It's a good thing that George Osborne got a lift to the Commons in a sturdy ministerial Land Rover this morning, because he clearly finds travelling a worrying experience.

A few minutes into his Autumn Statement, the Chancellor had warned of the "hard road" he had set out on, boasted a cunning sense of direction which saw him swerve "the road to ruin", and insisted that he was "on the right track." And when you're on the right track, "turning back now would be a disaster." This is not a man who likes leaving the house.

Later on, the Chancellor said something about "automatic stabilisers" – they sounded pretty essential given Mr Osborne's nervous steps.

So he poured money into the potholes to ease his fears: a £378 million upgrade of a section of the A1; a dualling of a section of the A30; £270 million to get rid of bottlenecks. Anything to help him on his way.
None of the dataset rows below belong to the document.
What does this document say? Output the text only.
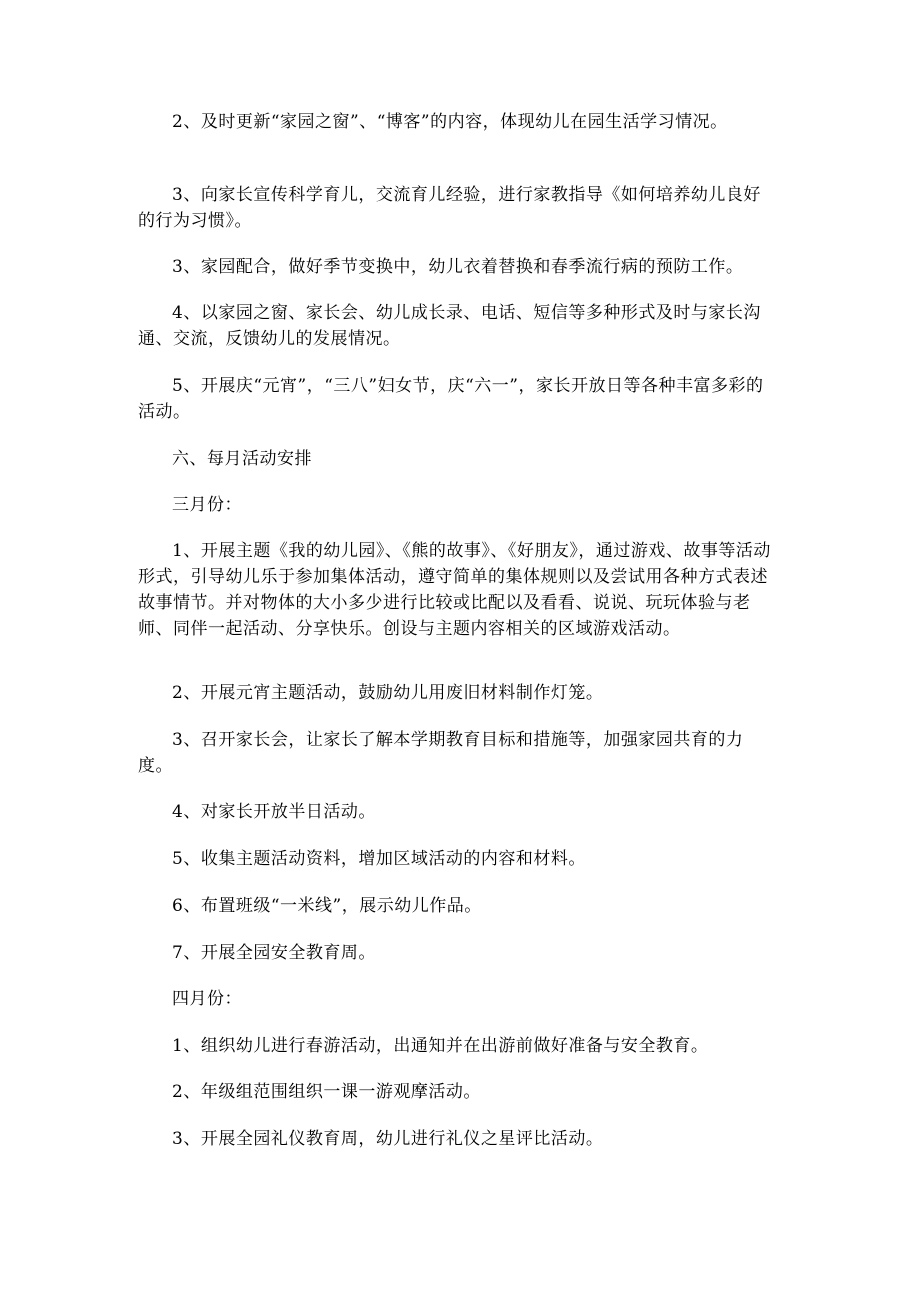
2、及时更新“家园之窗”、“博客”的内容，体现幼儿在园生活学习情况。

3、向家长宣传科学育儿，交流育儿经验，进行家教指导《如何培养幼儿良好的行为习惯》。

3、家园配合，做好季节变换中，幼儿衣着替换和春季流行病的预防工作。

4、以家园之窗、家长会、幼儿成长录、电话、短信等多种形式及时与家长沟通、交流，反馈幼儿的发展情况。

5、开展庆“元宵”，“三八”妇女节，庆“六一”，家长开放日等各种丰富多彩的活动。

六、每月活动安排

三月份：

1、开展主题《我的幼儿园》、《熊的故事》、《好朋友》，通过游戏、故事等活动形式，引导幼儿乐于参加集体活动，遵守简单的集体规则以及尝试用各种方式表述故事情节。并对物体的大小多少进行比较或比配以及看看、说说、玩玩体验与老师、同伴一起活动、分享快乐。创设与主题内容相关的区域游戏活动。

2、开展元宵主题活动，鼓励幼儿用废旧材料制作灯笼。

3、召开家长会，让家长了解本学期教育目标和措施等，加强家园共育的力度。

4、对家长开放半日活动。

5、收集主题活动资料，增加区域活动的内容和材料。

6、布置班级“一米线”，展示幼儿作品。

7、开展全园安全教育周。

四月份：

1、组织幼儿进行春游活动，出通知并在出游前做好准备与安全教育。

2、年级组范围组织一课一游观摩活动。

3、开展全园礼仪教育周，幼儿进行礼仪之星评比活动。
It's easy to see how he might get lost. The Chancellor raced through endless facts and figures, skated up and down countless graphs, and shouted out more numbers than a bingo caller. It was almost as if he was trying to baffle people with figures which were, for the most part, unremittingly gloomy.

But Mr Osborne certainly knows his way around Conservative constituencies, stopping off to make generous visits to a number of MPs. Jackie Doyle Price got a nod for her campaigning work on an M25 junction. Robert Halfon nearly exploded with excitement when the Chancellor announced that the 3 pence fuel rise wouldn't just be delayed but cut all together. Boris Johnson was given a pair of pre-Christmas presents with a Northern Line extension and revamping of the Olympics Village.

Mr Osborne also remembered the importance of identifying dividing lines on the map, telling MPs that a mansion tax would be “intrusive and expensive to levy”. Tories cheered. Liberal Democrat leader Nick Clegg rolled his eyes. That's another six months of pretty-pleasing gone to waste.

At least the Liberal Democrats got to celebrate when Mr Osborne confirmed more people would see their income tax cut. A gentleman's agreement seems to decree that the Tories didn't cheer that one; Lib Dems bounced excitedly on their benches before bursting into an reedy cheer.

Poor Ed Balls seemed to have been baffled by the onslaught of gloom. Falling for the oldest pantomime trick in the book, the crafty switching of the 'oh no you didn't/oh yes you did' accusation, the Shadow Chancellor began by triumphantly declaring that the deficit "is not rising!"

With Tory jeers ringing in his ears, Mr Balls never really recovered. His supporting audience fell silent and he was reduced to making terrible jokes about Nadine Dorries' appearance on a jungle-based reality TV show. "He's the Chancellor.... can't someone get him out of here?" Mr Balls asked sheepishly. Most people were wondering if the request wouldn't have been a little more apt for whoever wrote that joke – and for Mr Balls himself.

In the case of the Shadow Chancellor, that's one road to ruin which George Osborne is more than happy to encourage a journey on.